Londres dans les années de l’immédiat après-guerre, la ville accablée portant encore les stigmates innombrables du Blitz… Nous sommes en 1949, le héros (au sens purement littéraire du terme) de l’histoire porte le nom de Dennis Knuckleyard. Le jeune type de 18 ans n’a plus ni père ni mère, il subsiste en travaillant dans la librairie d’occasion d’Ada Benson, dite Ada Crevarde, chez qui il occupe, à l’étage, une petite chambre miteuse. L’existence ordinaire et déprimante de Dennis change du tout au tout lorsqu’un jour, sa patronne poitrinaire l’envoie prendre livraison d’un carton de livres rares chez un drôle de bibliophile. Le type profite de la transaction pour glisser un bouquin étrange dans le lot, un ouvrage dont il s’agit à tout prix de se débarrasser si, par malchance, on vient à l’avoir en sa possession…

Auteur de, entre autres, Watchmen, de Filles perdues, de La Ligue des gentlemen extraordinaires, Alan Moore compte parmi les plus grands noms de scénaristes du monde de la bande dessinée. Il est aussi auteur de plusieurs romans, dont voici le tout dernier. Le Grand Quand explore un territoire que Moore affectionne de faire passer au tamis de son imaginaire, en l’occurrence la ville de Londres, dont il a retracé le passé de théâtre des horreurs (celles perpétrées par Jack l’Éventreur) dans le célèbre From Hell, et pour laquelle il a fait entrevoir un possible destin fasciste dans le non moins renommé V For Vendetta. Cette fois, l’exploration de la capitale anglaise se fait au travers du regard candide d’un jeune personnage, pas loin d’être adulte mais dont l’esprit est encore bien ancré sur les rivages de l’enfance. L’aventure qui l’attend, grâce à — ou à cause de — ce fameux bouquin, le conduit à se retrouver plusieurs fois plongé dans une version occulte de Londres, une dimension parallèle à tous points de vue surréaliste et dangereuse où coexistent dans une anarchie cacophonique et parfaite tous les aspects de la grande cité au fil de l’Histoire.

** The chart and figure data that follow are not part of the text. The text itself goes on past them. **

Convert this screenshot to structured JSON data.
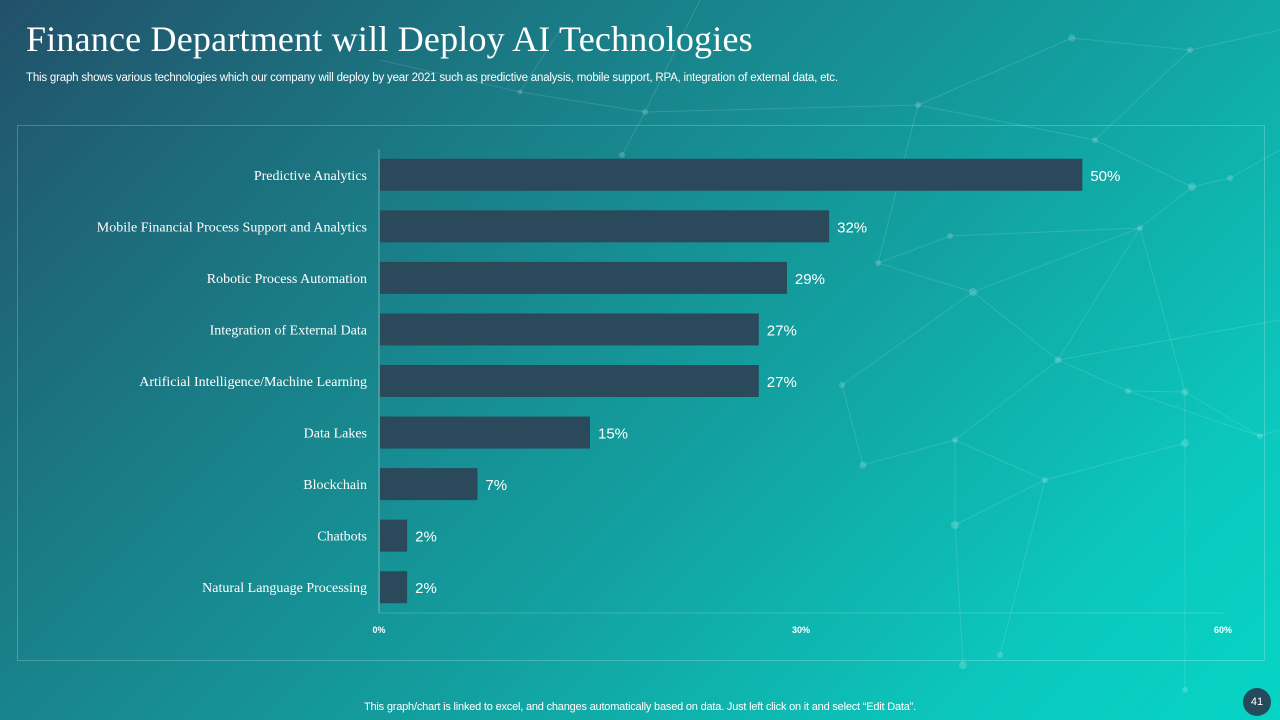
{
  "slide": {
    "title": "Finance Department will Deploy AI Technologies",
    "subtitle": "This graph shows various technologies which our company will deploy by year 2021 such as predictive analysis, mobile support, RPA, integration of external data, etc.",
    "footer_note": "This graph/chart is linked to excel,  and changes automatically based on data. Just left click on it and select “Edit Data”.",
    "page_number": "41"
  },
  "colors": {
    "bar": "#2a4a5c",
    "text": "#ffffff",
    "badge": "#244a5c"
  },
  "chart_data": {
    "type": "bar",
    "orientation": "horizontal",
    "title": "",
    "xlabel": "",
    "ylabel": "",
    "categories": [
      "Predictive Analytics",
      "Mobile Financial Process Support and Analytics",
      "Robotic Process Automation",
      "Integration of External Data",
      "Artificial Intelligence/Machine Learning",
      "Data Lakes",
      "Blockchain",
      "Chatbots",
      "Natural Language Processing"
    ],
    "values": [
      50,
      32,
      29,
      27,
      27,
      15,
      7,
      2,
      2
    ],
    "value_labels": [
      "50%",
      "32%",
      "29%",
      "27%",
      "27%",
      "15%",
      "7%",
      "2%",
      "2%"
    ],
    "xlim": [
      0,
      60
    ],
    "xticks": [
      0,
      30,
      60
    ],
    "xtick_labels": [
      "0%",
      "30%",
      "60%"
    ],
    "grid": false,
    "legend": "none"
  }
}
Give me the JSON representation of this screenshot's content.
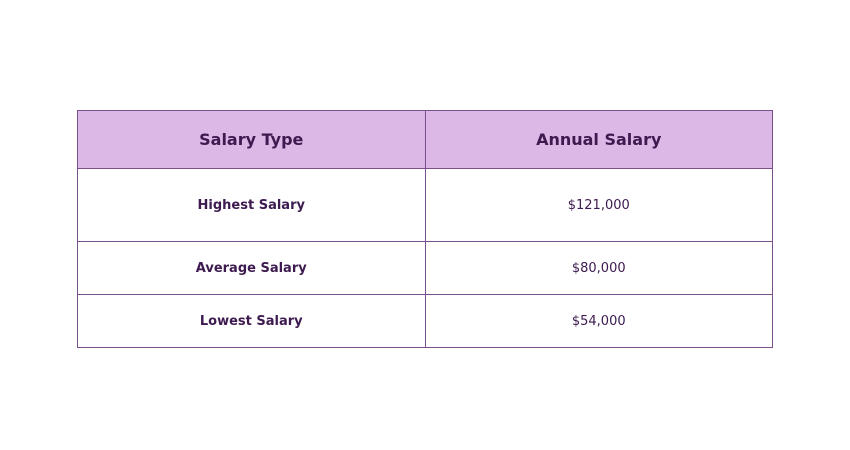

Chaque immersion dans le capharnaüm de cette version de Londres foisonnante et magique est une épopée verbale dans laquelle Moore, s’exprimant en italiques, déroule une prose qu’on jurerait née du procédé de l’écriture automatique (un grand bravo au traducteur, Christophe Claro, qui a dû vivre un chemin de croix pour transposer cela en français). Ces passages déstabilisent le lecteur, pour le coup en phase avec le héros Dennis, déboussolé par tout ce qu’il voit, entend, sent et ressent. Mais passé le choc, la magie opère. Difficile de ne pas tomber amoureux de cet univers littéraire peuplé d’êtres fantastiques (qu’il serait ici illusoire d’essayer d’énumérer ou de décrire), et on ne peut que savourer la métaphore de l’évasion salutaire dans l’imaginaire pour garder la tête hors de l’eau grise de la vie ordinaire. Ordinaire et parfois difficile, et parfois dramatique.

L’intrigue, sinon, est passionnante, avec cette histoire de livre maudit et avec une galerie de personnages qu’on prend de plus en plus de plaisir à côtoyer au fil des chapitres. L’essentiel du récit, néanmoins, se passe dans la capitale anglaise que l’on connaît, en tout cas telle qu’elle était à la fin des années 1940. On n’est donc pas totalement paumé, et l’on savoure les virées dans les pubs enfumés autant que les dialogues bourrés de traits d’humour noir. Le roman est souvent très drôle, ici et là relevé de commentaires piquants sur notre époque actuelle (par exemple une allusion fine et critique sur l’omniprésence de nos téléphones portables, qui fait beaucoup rire). Le volume n’est que le premier tome d’un cycle de romans à venir intitulé Long London. Alors qu’on se le dise, une fois arrivé au bout, quel bonheur, ce n’est pas fini !

En librairie depuis le 9 octobre 2024.